Aiglsbach was first recorded as a settlement in 864, with alternative names recorded as Agelspach (ca. 1145), Ailgilspach (ca. 1190) and Egilspach (ca. 1160). The name likely derives from a given name such as Agil, Egil, Aigil or Eigil, while bach refers to a stream. The town belonged to the taxation district of Munich and to the administrative district of Mainburg in the Electorate of Bavaria. Administrative reform in the Kingdom of Bavaria led in 1818 to the creation of the municipality as it is today, the official spelling being changed in 1911 from Aigelsbach to Aiglsbach.
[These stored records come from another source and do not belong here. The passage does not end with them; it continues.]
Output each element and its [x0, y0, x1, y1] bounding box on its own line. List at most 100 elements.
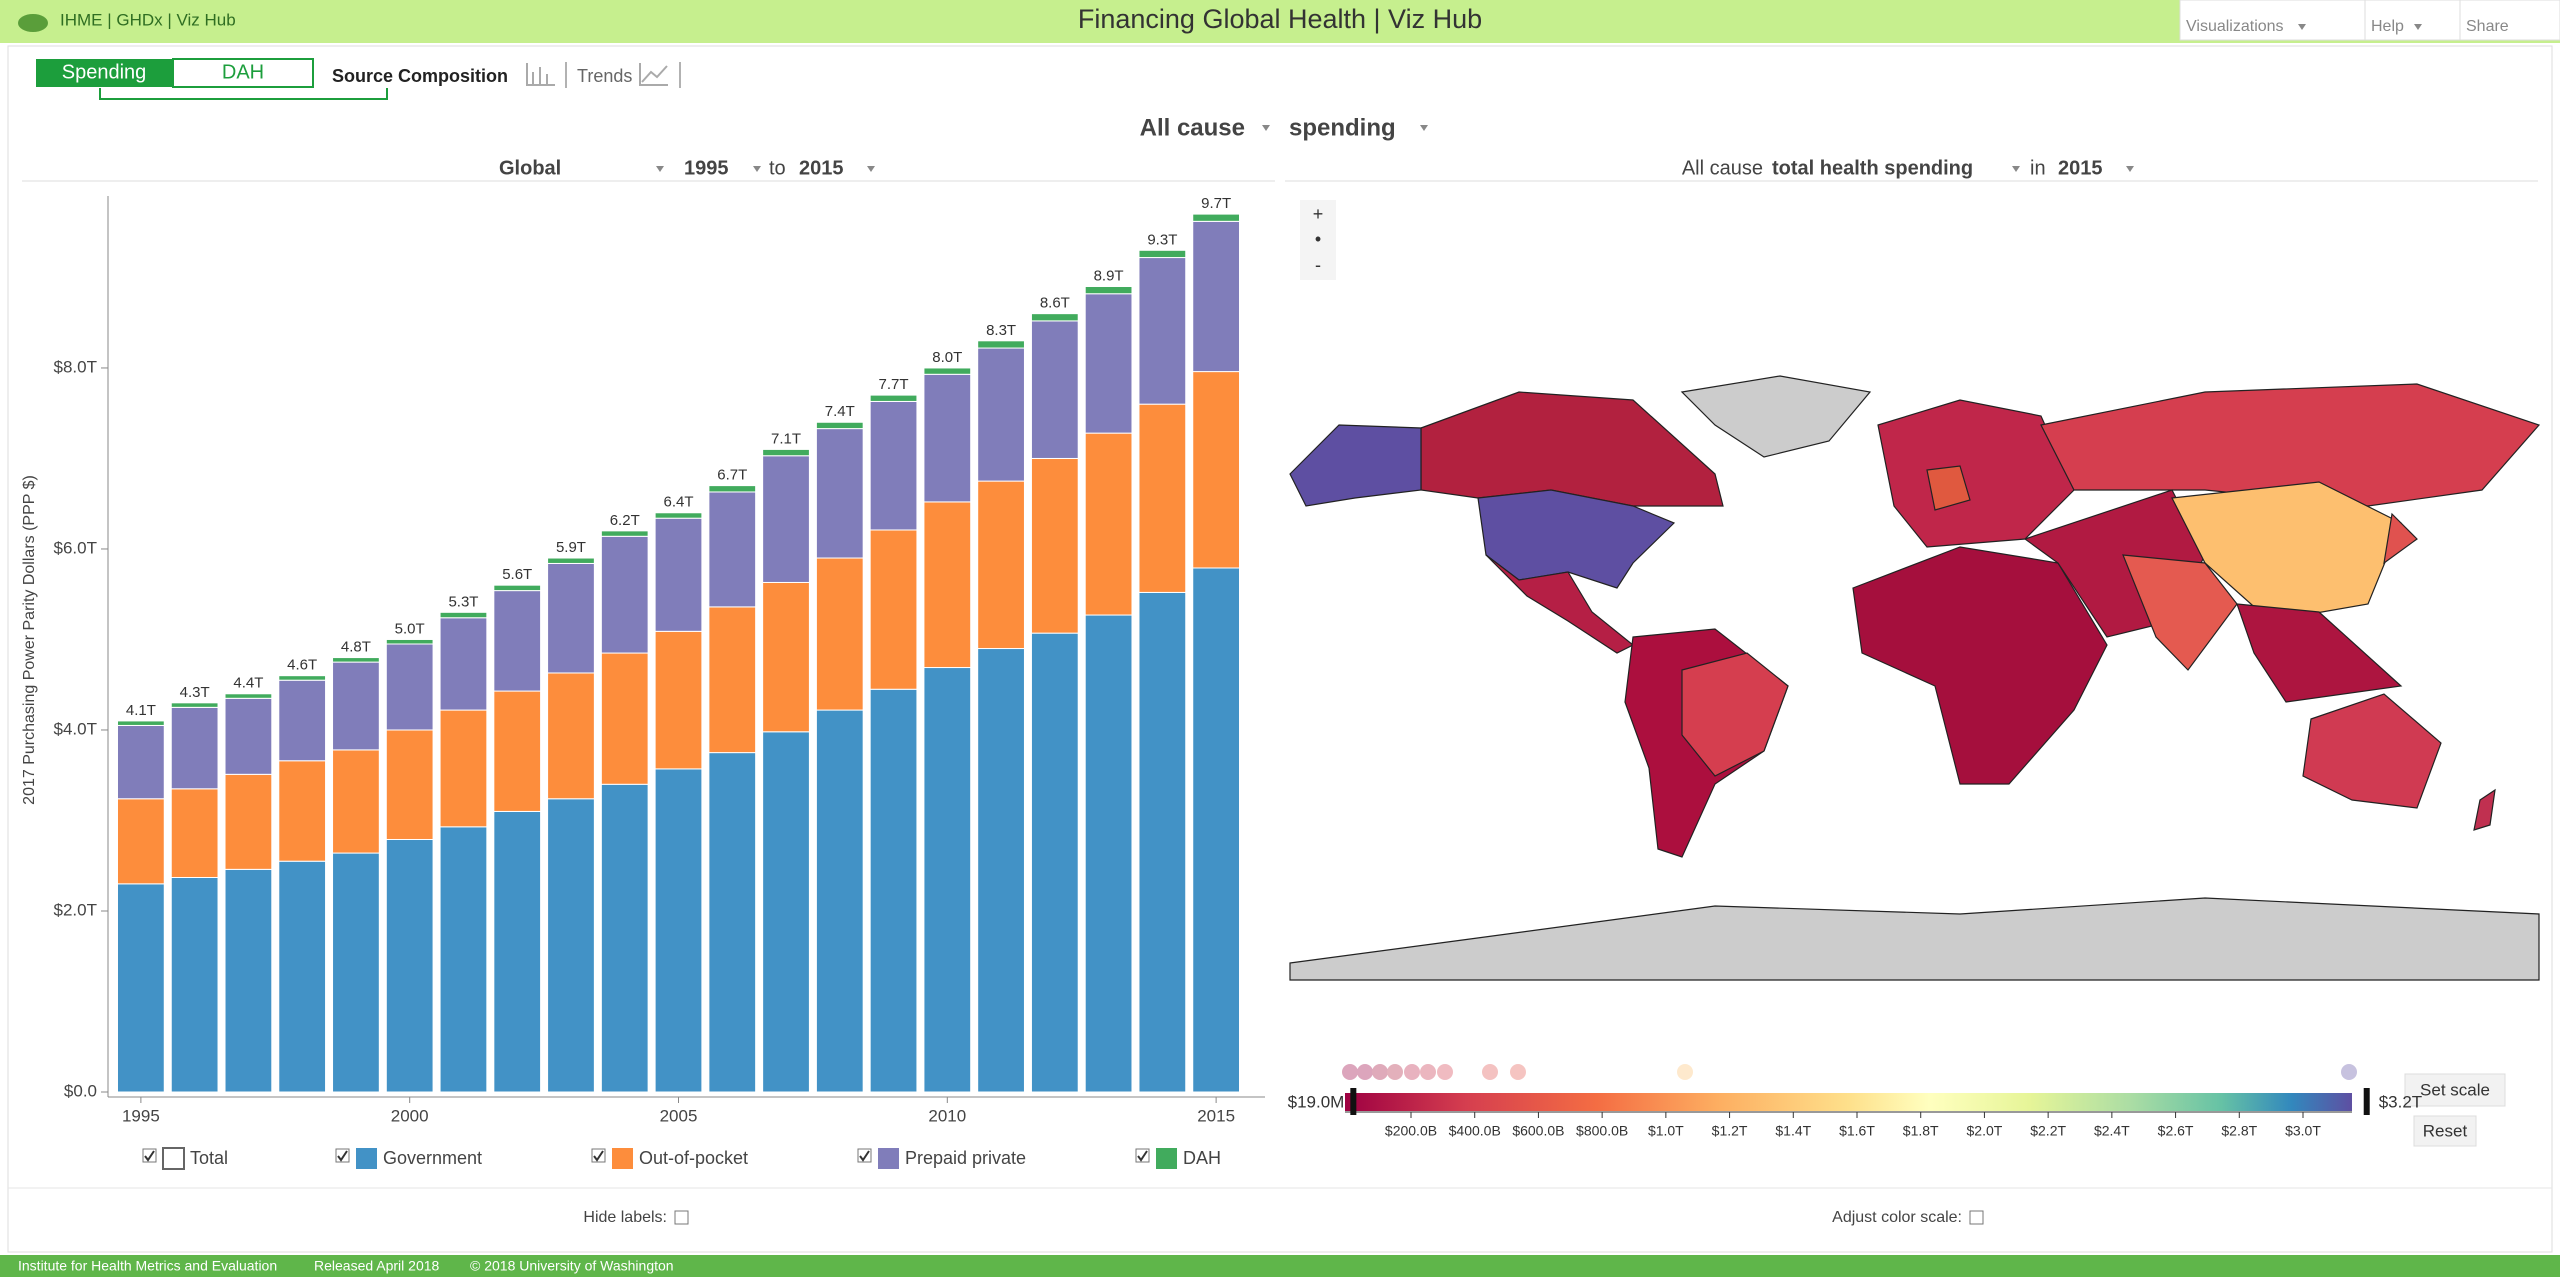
bar-segment[interactable]: [815, 557, 864, 711]
bar-segment[interactable]: [600, 783, 649, 1093]
bar-segment[interactable]: [385, 729, 434, 840]
bar-segment[interactable]: [977, 347, 1025, 482]
scale-handle[interactable]: [1350, 1088, 1357, 1115]
country[interactable]: [2473, 788, 2496, 831]
country[interactable]: [1680, 375, 1872, 458]
checkbox[interactable]: [674, 1210, 689, 1225]
bar-segment[interactable]: [708, 491, 757, 608]
bar-segment[interactable]: [332, 852, 380, 1093]
view-tab[interactable]: Trends: [577, 66, 632, 86]
bar-segment[interactable]: [1030, 320, 1079, 459]
bar-segment[interactable]: [815, 709, 864, 1093]
bar-segment[interactable]: [1138, 403, 1187, 593]
bar-segment[interactable]: [116, 883, 165, 1093]
bar-segment[interactable]: [493, 810, 542, 1093]
country[interactable]: [1289, 897, 2540, 981]
country[interactable]: [1926, 465, 1971, 511]
legend-label[interactable]: DAH: [1183, 1148, 1221, 1168]
checkbox[interactable]: [1135, 1148, 1150, 1163]
view-tab[interactable]: Source Composition: [332, 66, 508, 86]
bar-segment[interactable]: [278, 679, 327, 762]
zoom-reset[interactable]: •: [1315, 229, 1321, 249]
bar-segment[interactable]: [1030, 313, 1079, 322]
menu-box[interactable]: [2179, 0, 2366, 41]
bar-segment[interactable]: [224, 868, 273, 1093]
toggle[interactable]: [172, 58, 314, 88]
bar-segment[interactable]: [493, 690, 542, 812]
bar-segment[interactable]: [815, 428, 864, 559]
bar-segment[interactable]: [278, 760, 327, 862]
bar-segment[interactable]: [708, 752, 757, 1093]
bar-segment[interactable]: [547, 798, 595, 1093]
bar-segment[interactable]: [547, 557, 595, 564]
bar-segment[interactable]: [762, 455, 810, 583]
bar-segment[interactable]: [1192, 213, 1241, 222]
button-label[interactable]: Set scale: [2420, 1080, 2490, 1099]
bar-segment[interactable]: [1138, 591, 1187, 1093]
button[interactable]: [2404, 1073, 2506, 1107]
bar-segment[interactable]: [170, 788, 219, 879]
bar-segment[interactable]: [654, 768, 703, 1093]
menu-item[interactable]: Share: [2466, 18, 2509, 35]
bar-segment[interactable]: [923, 373, 972, 503]
bar-segment[interactable]: [923, 667, 972, 1093]
country[interactable]: [1852, 546, 2108, 785]
zoom-in[interactable]: +: [1313, 204, 1324, 224]
country[interactable]: [1681, 652, 1789, 777]
bar-segment[interactable]: [170, 702, 219, 708]
checkbox[interactable]: [335, 1148, 350, 1163]
menu-item[interactable]: Visualizations: [2186, 18, 2284, 35]
country[interactable]: [2040, 383, 2541, 507]
measure-select[interactable]: spending: [1289, 114, 1396, 141]
bar-segment[interactable]: [762, 581, 810, 733]
bar-segment[interactable]: [170, 877, 219, 1093]
bar-segment[interactable]: [654, 517, 703, 632]
country[interactable]: [2122, 554, 2238, 671]
bar-segment[interactable]: [224, 693, 273, 699]
bar-segment[interactable]: [1138, 257, 1187, 405]
country[interactable]: [2383, 512, 2418, 565]
bar-segment[interactable]: [762, 448, 810, 457]
bar-segment[interactable]: [439, 709, 488, 828]
bar-segment[interactable]: [1192, 371, 1241, 569]
bar-segment[interactable]: [977, 648, 1025, 1093]
bar-segment[interactable]: [116, 724, 165, 800]
zoom-out[interactable]: -: [1315, 255, 1321, 275]
bar-segment[interactable]: [547, 562, 595, 674]
bar-segment[interactable]: [762, 731, 810, 1093]
menu-item[interactable]: Help: [2371, 18, 2404, 35]
bar-segment[interactable]: [385, 638, 434, 645]
bar-segment[interactable]: [493, 590, 542, 692]
bar-segment[interactable]: [493, 584, 542, 592]
bar-segment[interactable]: [600, 530, 649, 537]
bar-segment[interactable]: [654, 512, 703, 519]
location-select[interactable]: Global: [499, 157, 561, 179]
legend-label[interactable]: Government: [383, 1148, 482, 1168]
country[interactable]: [1420, 391, 1724, 507]
bar-segment[interactable]: [869, 394, 918, 402]
legend-label[interactable]: Prepaid private: [905, 1148, 1026, 1168]
bar-segment[interactable]: [1030, 632, 1079, 1093]
bar-segment[interactable]: [170, 706, 219, 790]
country[interactable]: [2236, 603, 2403, 703]
bar-segment[interactable]: [439, 617, 488, 711]
checkbox[interactable]: [591, 1148, 606, 1163]
checkbox[interactable]: [142, 1148, 157, 1163]
bar-segment[interactable]: [332, 657, 380, 663]
cause-select[interactable]: All cause: [1140, 114, 1245, 141]
bar-segment[interactable]: [869, 400, 918, 531]
bar-segment[interactable]: [1030, 457, 1079, 634]
checkbox[interactable]: [857, 1148, 872, 1163]
toggle-active[interactable]: [36, 59, 173, 87]
bar-segment[interactable]: [385, 643, 434, 731]
scale-handle[interactable]: [2363, 1088, 2370, 1115]
bar-segment[interactable]: [385, 838, 434, 1093]
bar-segment[interactable]: [923, 367, 972, 375]
bar-segment[interactable]: [923, 501, 972, 669]
bar-segment[interactable]: [439, 826, 488, 1093]
button[interactable]: [2413, 1115, 2477, 1147]
bar-segment[interactable]: [278, 675, 327, 681]
end-year[interactable]: 2015: [799, 157, 844, 179]
checkbox[interactable]: [1969, 1210, 1984, 1225]
legend-label[interactable]: Out-of-pocket: [639, 1148, 748, 1168]
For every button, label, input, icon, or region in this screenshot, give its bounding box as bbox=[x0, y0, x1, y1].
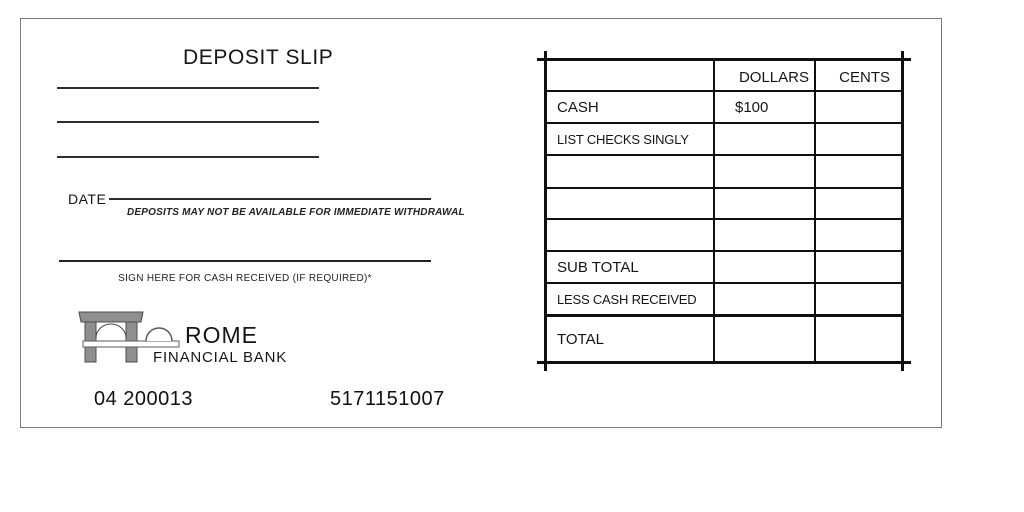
row-total-dollars bbox=[713, 314, 814, 361]
date-write-line bbox=[109, 198, 431, 200]
row-checks-dollars bbox=[713, 122, 814, 154]
row-empty1-label bbox=[547, 154, 713, 187]
bank-name: ROME bbox=[185, 322, 258, 348]
row-empty3-cents bbox=[814, 218, 901, 250]
row-subtotal-dollars bbox=[713, 250, 814, 282]
row-empty3-label bbox=[547, 218, 713, 250]
table-corner-tick bbox=[544, 51, 547, 58]
row-checks-label: LIST CHECKS SINGLY bbox=[547, 122, 713, 154]
row-empty1-dollars bbox=[713, 154, 814, 187]
row-lesscash-label: LESS CASH RECEIVED bbox=[547, 282, 713, 314]
withdrawal-notice: DEPOSITS MAY NOT BE AVAILABLE FOR IMMEDI… bbox=[127, 207, 465, 218]
sign-here-label: SIGN HERE FOR CASH RECEIVED (IF REQUIRED… bbox=[118, 273, 372, 284]
table-corner-tick bbox=[537, 361, 544, 364]
row-cash-label: CASH bbox=[547, 90, 713, 122]
row-empty2-cents bbox=[814, 187, 901, 218]
row-lesscash-dollars bbox=[713, 282, 814, 314]
row-subtotal-cents bbox=[814, 250, 901, 282]
blank-write-line-1 bbox=[57, 87, 319, 89]
slip-title: DEPOSIT SLIP bbox=[183, 46, 334, 69]
amount-table: DOLLARS CENTS CASH $100 LIST CHECKS SING… bbox=[537, 51, 911, 371]
row-empty1-cents bbox=[814, 154, 901, 187]
row-subtotal-label: SUB TOTAL bbox=[547, 250, 713, 282]
row-total-label: TOTAL bbox=[547, 314, 713, 361]
roman-arch-bridge-icon bbox=[78, 311, 180, 363]
date-label: DATE bbox=[68, 191, 107, 207]
signature-line bbox=[59, 260, 431, 262]
table-corner-tick bbox=[904, 58, 911, 61]
table-header-cents: CENTS bbox=[814, 61, 901, 90]
bank-subtitle: FINANCIAL BANK bbox=[153, 349, 288, 366]
row-empty2-dollars bbox=[713, 187, 814, 218]
deposit-slip: DEPOSIT SLIP DATE DEPOSITS MAY NOT BE AV… bbox=[20, 18, 942, 428]
table-header-blank bbox=[547, 61, 713, 90]
table-corner-tick bbox=[537, 58, 544, 61]
blank-write-line-2 bbox=[57, 121, 319, 123]
slip-number-left: 04 200013 bbox=[94, 388, 194, 410]
table-corner-tick bbox=[904, 361, 911, 364]
row-lesscash-cents bbox=[814, 282, 901, 314]
table-corner-tick bbox=[544, 364, 547, 371]
slip-number-right: 5171151007 bbox=[330, 388, 445, 410]
table-header-dollars: DOLLARS bbox=[713, 61, 814, 90]
row-total-cents bbox=[814, 314, 901, 361]
row-checks-cents bbox=[814, 122, 901, 154]
blank-write-line-3 bbox=[57, 156, 319, 158]
table-corner-tick bbox=[901, 364, 904, 371]
row-empty3-dollars bbox=[713, 218, 814, 250]
row-empty2-label bbox=[547, 187, 713, 218]
row-cash-cents bbox=[814, 90, 901, 122]
table-corner-tick bbox=[901, 51, 904, 58]
row-cash-dollars: $100 bbox=[713, 90, 814, 122]
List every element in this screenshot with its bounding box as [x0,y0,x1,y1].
The name of Eichelsbach, a settlement within the municipality of Elsenfeld in the Bavarian Spessart in Lower Franconia is also sometimes spelled Egilespach. Aigil or Egil was a common name in the Middle Ages, and Eichelsbach in the Spessart is thought to have been named after an abbot named Aigil, of a monastery near Fulda.

===Population===
In 1970 there were 1,216 residents recorded; in 1987 1,331; 2000 1,546; and in 2004 1,654.

==Politics==
The mayor of the municipality is Josef Hillerbrand of the Christian Socialists, who was elected in 2002 replacing Martin Kiemeyer, also Christian Socialist.

==Culture and sightseeing==
The main tourist attraction in the area is the thirteenth century romanesque Church of Our Lady (Unsere Liebe Frau) in Gasseltshausen.